Я не вижу, куда смотрит часовой, перед глазами у меня черные круги. Пока переносим и складываем доски на рабочей площадке Баугофа, к нам подходят греки и сообщают: «Разоружают итальянцев, красота!» Стрельбы не слышно, впрочем, мы ее и не ждем, только где-то с далеких улиц доносятся топот и понукания: так гонят скотину. Целое утро я прислушиваюсь и забываю про свое ночное решение со всеми его комбинациями. По дороге в лагерь слух подтверждается: длинные колонны итальянских солдат под конвоем и под окрики немцев запрудили улицы, застопорив движение.

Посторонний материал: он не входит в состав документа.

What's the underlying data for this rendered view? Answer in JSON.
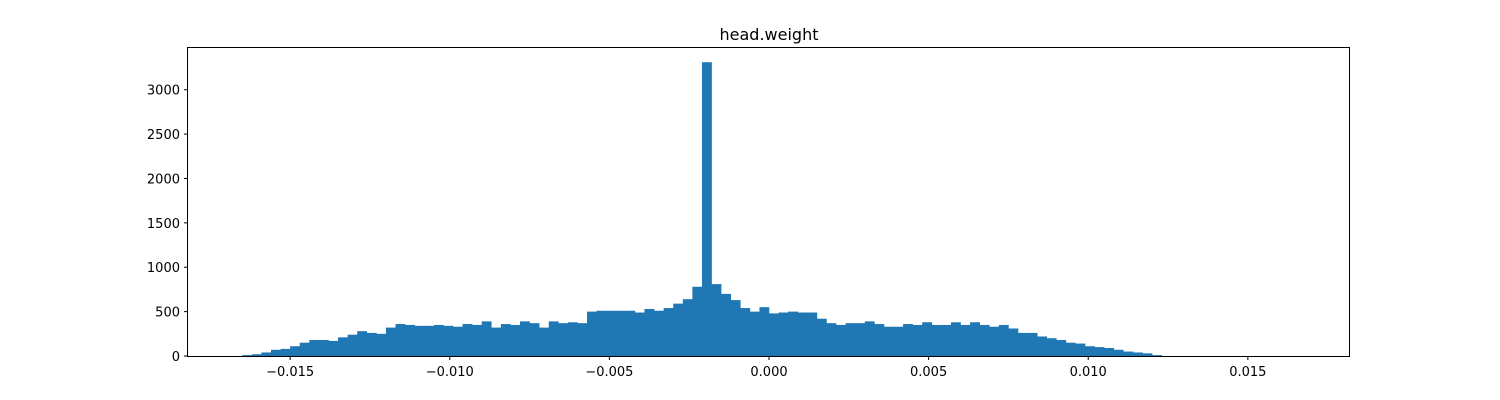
{
  "chart_data": {
    "type": "bar",
    "title": "head.weight",
    "xlabel": "",
    "ylabel": "",
    "xlim": [
      -0.0182,
      0.0182
    ],
    "ylim": [
      0,
      3470
    ],
    "xticks": [
      -0.015,
      -0.01,
      -0.005,
      0.0,
      0.005,
      0.01,
      0.015
    ],
    "xtick_labels": [
      "−0.015",
      "−0.010",
      "−0.005",
      "0.000",
      "0.005",
      "0.010",
      "0.015"
    ],
    "yticks": [
      0,
      500,
      1000,
      1500,
      2000,
      2500,
      3000
    ],
    "ytick_labels": [
      "0",
      "500",
      "1000",
      "1500",
      "2000",
      "2500",
      "3000"
    ],
    "bin_start": -0.0165,
    "bin_width": 0.0003,
    "counts": [
      10,
      20,
      40,
      70,
      80,
      110,
      150,
      180,
      180,
      170,
      210,
      240,
      280,
      260,
      250,
      320,
      360,
      350,
      340,
      340,
      350,
      340,
      330,
      360,
      350,
      390,
      320,
      360,
      350,
      390,
      370,
      320,
      390,
      370,
      380,
      370,
      500,
      510,
      510,
      510,
      510,
      490,
      530,
      510,
      540,
      590,
      640,
      780,
      3310,
      810,
      700,
      630,
      540,
      500,
      550,
      480,
      490,
      500,
      490,
      490,
      420,
      370,
      350,
      370,
      370,
      390,
      360,
      330,
      330,
      360,
      350,
      380,
      350,
      350,
      380,
      350,
      380,
      350,
      330,
      350,
      310,
      260,
      260,
      220,
      200,
      180,
      150,
      140,
      110,
      100,
      90,
      70,
      50,
      40,
      30,
      10
    ],
    "bar_color": "#1f77b4",
    "grid": false,
    "legend": "none"
  }
}
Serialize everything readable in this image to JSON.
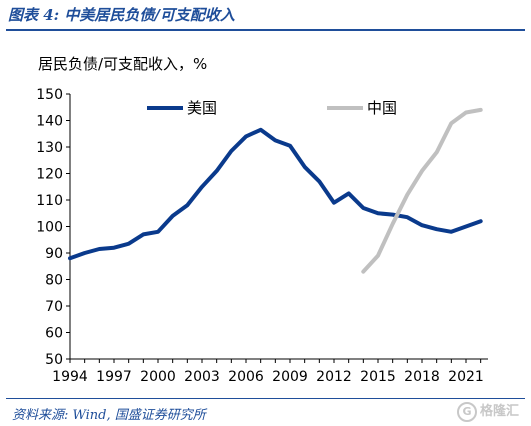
{
  "header": {
    "title": "图表 4:  中美居民负债/可支配收入"
  },
  "footer": {
    "source": "资料来源: Wind, 国盛证券研究所",
    "watermark": "格隆汇"
  },
  "chart_data": {
    "type": "line",
    "title": "",
    "ylabel": "居民负债/可支配收入，%",
    "xlabel": "",
    "ylim": [
      50,
      150
    ],
    "yticks": [
      50,
      60,
      70,
      80,
      90,
      100,
      110,
      120,
      130,
      140,
      150
    ],
    "xlim": [
      1994,
      2022.5
    ],
    "xticks": [
      1994,
      1997,
      2000,
      2003,
      2006,
      2009,
      2012,
      2015,
      2018,
      2021
    ],
    "grid": false,
    "legend": "top",
    "series": [
      {
        "name": "美国",
        "color": "#0a3a8c",
        "x": [
          1994,
          1995,
          1996,
          1997,
          1998,
          1999,
          2000,
          2001,
          2002,
          2003,
          2004,
          2005,
          2006,
          2007,
          2008,
          2009,
          2010,
          2011,
          2012,
          2013,
          2014,
          2015,
          2016,
          2017,
          2018,
          2019,
          2020,
          2021,
          2022
        ],
        "values": [
          88,
          90,
          91.5,
          92,
          93.5,
          97,
          98,
          104,
          108,
          115,
          121,
          128.5,
          134,
          136.5,
          132.5,
          130.5,
          122.5,
          117,
          109,
          112.5,
          107,
          105,
          104.5,
          103.5,
          100.5,
          99,
          98,
          100,
          102
        ]
      },
      {
        "name": "中国",
        "color": "#c0c0c0",
        "x": [
          2014,
          2015,
          2016,
          2017,
          2018,
          2019,
          2020,
          2021,
          2022
        ],
        "values": [
          83,
          89,
          101,
          112,
          121,
          128,
          139,
          143,
          144
        ]
      }
    ]
  }
}
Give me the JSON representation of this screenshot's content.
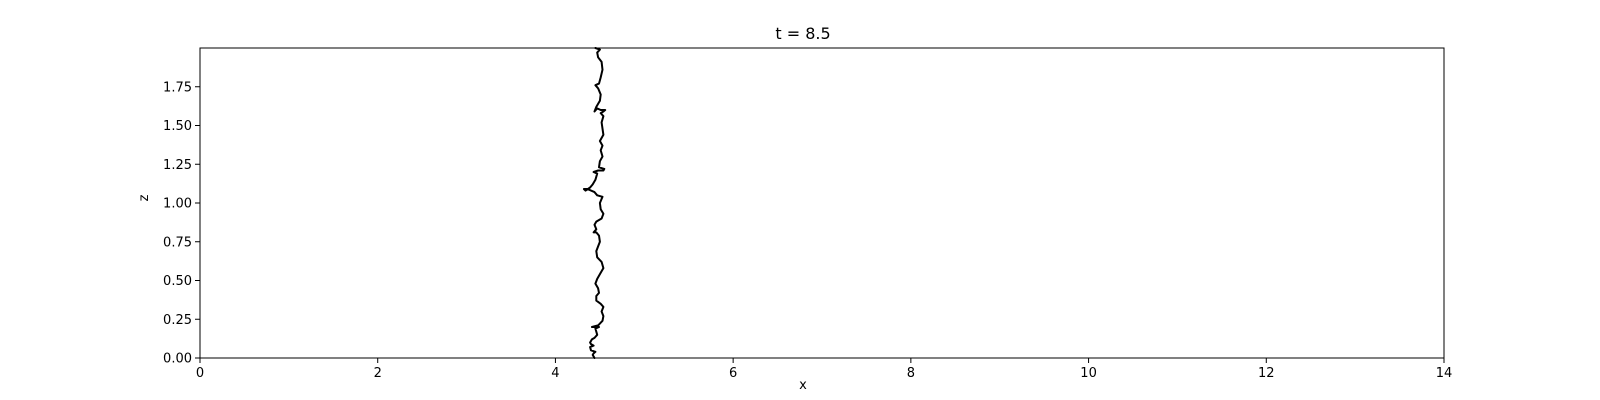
{
  "chart_data": {
    "type": "line",
    "title": "t = 8.5",
    "xlabel": "x",
    "ylabel": "z",
    "xlim": [
      0,
      14
    ],
    "ylim": [
      0,
      2
    ],
    "grid": false,
    "x_ticks": [
      0,
      2,
      4,
      6,
      8,
      10,
      12,
      14
    ],
    "x_tick_labels": [
      "0",
      "2",
      "4",
      "6",
      "8",
      "10",
      "12",
      "14"
    ],
    "y_ticks": [
      0.0,
      0.25,
      0.5,
      0.75,
      1.0,
      1.25,
      1.5,
      1.75
    ],
    "y_tick_labels": [
      "0.00",
      "0.25",
      "0.50",
      "0.75",
      "1.00",
      "1.25",
      "1.50",
      "1.75"
    ],
    "series": [
      {
        "color": "#000000",
        "points": [
          [
            4.44,
            0.0
          ],
          [
            4.42,
            0.02
          ],
          [
            4.43,
            0.03
          ],
          [
            4.45,
            0.04
          ],
          [
            4.4,
            0.05
          ],
          [
            4.39,
            0.07
          ],
          [
            4.43,
            0.08
          ],
          [
            4.4,
            0.09
          ],
          [
            4.39,
            0.1
          ],
          [
            4.41,
            0.12
          ],
          [
            4.44,
            0.13
          ],
          [
            4.47,
            0.15
          ],
          [
            4.46,
            0.17
          ],
          [
            4.45,
            0.19
          ],
          [
            4.49,
            0.2
          ],
          [
            4.41,
            0.2
          ],
          [
            4.48,
            0.21
          ],
          [
            4.53,
            0.24
          ],
          [
            4.54,
            0.27
          ],
          [
            4.52,
            0.3
          ],
          [
            4.54,
            0.33
          ],
          [
            4.51,
            0.35
          ],
          [
            4.46,
            0.37
          ],
          [
            4.46,
            0.4
          ],
          [
            4.49,
            0.42
          ],
          [
            4.48,
            0.45
          ],
          [
            4.45,
            0.48
          ],
          [
            4.47,
            0.51
          ],
          [
            4.51,
            0.55
          ],
          [
            4.54,
            0.58
          ],
          [
            4.52,
            0.62
          ],
          [
            4.47,
            0.65
          ],
          [
            4.46,
            0.69
          ],
          [
            4.48,
            0.72
          ],
          [
            4.5,
            0.75
          ],
          [
            4.49,
            0.79
          ],
          [
            4.46,
            0.81
          ],
          [
            4.43,
            0.81
          ],
          [
            4.46,
            0.83
          ],
          [
            4.44,
            0.86
          ],
          [
            4.46,
            0.88
          ],
          [
            4.52,
            0.9
          ],
          [
            4.54,
            0.93
          ],
          [
            4.51,
            0.96
          ],
          [
            4.5,
            1.0
          ],
          [
            4.53,
            1.04
          ],
          [
            4.47,
            1.05
          ],
          [
            4.44,
            1.07
          ],
          [
            4.36,
            1.09
          ],
          [
            4.32,
            1.09
          ],
          [
            4.34,
            1.08
          ],
          [
            4.39,
            1.1
          ],
          [
            4.42,
            1.12
          ],
          [
            4.45,
            1.15
          ],
          [
            4.47,
            1.19
          ],
          [
            4.43,
            1.2
          ],
          [
            4.48,
            1.21
          ],
          [
            4.54,
            1.21
          ],
          [
            4.55,
            1.22
          ],
          [
            4.49,
            1.23
          ],
          [
            4.5,
            1.27
          ],
          [
            4.53,
            1.3
          ],
          [
            4.51,
            1.34
          ],
          [
            4.53,
            1.37
          ],
          [
            4.5,
            1.4
          ],
          [
            4.54,
            1.44
          ],
          [
            4.53,
            1.48
          ],
          [
            4.52,
            1.52
          ],
          [
            4.54,
            1.56
          ],
          [
            4.51,
            1.58
          ],
          [
            4.54,
            1.59
          ],
          [
            4.56,
            1.6
          ],
          [
            4.51,
            1.6
          ],
          [
            4.47,
            1.61
          ],
          [
            4.44,
            1.59
          ],
          [
            4.46,
            1.62
          ],
          [
            4.5,
            1.66
          ],
          [
            4.51,
            1.7
          ],
          [
            4.48,
            1.74
          ],
          [
            4.45,
            1.76
          ],
          [
            4.49,
            1.77
          ],
          [
            4.51,
            1.81
          ],
          [
            4.53,
            1.86
          ],
          [
            4.52,
            1.91
          ],
          [
            4.48,
            1.94
          ],
          [
            4.47,
            1.97
          ],
          [
            4.5,
            1.99
          ],
          [
            4.45,
            2.0
          ]
        ]
      }
    ]
  }
}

На другой день начался грабеж итальянских складов, только и этого немцы не могут провести без нашей помощи. Заставили и греков, и русских, но известно, что никто из них так не ловок и искусен разорять и уничтожать, как наши. Охрана слабая, кое-где и совсем нет — бери, что хочешь, только не убегай!.. Черный выбрасывает тряпье, в котором пришел из Ламии, выряжается в новенькую форму итальянского офицера санитарной службы и сразу зазнается. Форма ему идет, к тому же она из добротного сукна — годится для зимы. Я беру только китель, не могу подобрать брюк на свои длинные ножищи. Другие хватают плащи, одеяла, ранцы и рубахи, чтоб потом продать их грекам. Пофартило тем, кто догадался набить сумки медикаментами. И все это сбывают по дешевке аптекарям. И новая волна благосостояния, с бутылками коньяка, драками и азартной игрой, захлестывает лагерь.
Разоруженных итальянцев приводят к нам в баню, заставляют раздеться и стоять в строю с одеждой и ботинками в руках. Низкорослые, съежившиеся от страха и холода, новые пленные похожи на перепуганных, забитых детей. Страх заставляет их делать не то, что надо, за что они получают по спине. Вокруг них вьется свора равноречанских и герцеговинских четников, мстительно их задирает и радуется беде. Со мной же происходит нечто невероятное: я начинаю жалеть итальянцев и подвергаюсь опасному искушению за них заступиться. Их форма, такая прежде блестящая, после дезинфекционной камеры похожа на жеваные зеленые тряпки. Они с грустью смотрят на свои измятые, куцые, подгоревшие мундиры и штаны и нерешительно их надевают. Потом их снова выстраивают и ведут в конюшню. Набилось их там тысячи, наверняка не замерзнут. Когда их выпускают во двор к конским водопоям, они окликают нас и просят хлеба. Им бросают через проволоку кусок случайно оставшегося хлеба, и на него набрасывается десяток голодных, вырывая друг у друга. И если хлеб не искрошат, вывалянный в грязи, он достается сильнейшему.
На другой день итальянцы предлагают за хлеб одежду. В лагере находятся и такие, кто готов воспользоваться чужой бедой: это низшая каста — даже не уголовники с Хармаки, такой вид заработка и они презирают, — так называемые «придурки», у которых не хватает ни смелости воровать, ни искусства торговать; да еще «голяки», спустившие в карты все, кроме штанов и рубах. Притащат из города или перекупят в лагере каравай хлеба, разрежут каждый на четыре части и требуют: за два куска — рубаху; за четыре — брюки, а то и ботинки. Поначалу они торговать стыдились, потом осмелели, привыкли и увлеклись. Ни одному и в голову не придет, что это позорно. Набрали ручных часов, зажигалок, перстней, набили тряпьем ранцы для черной биржи.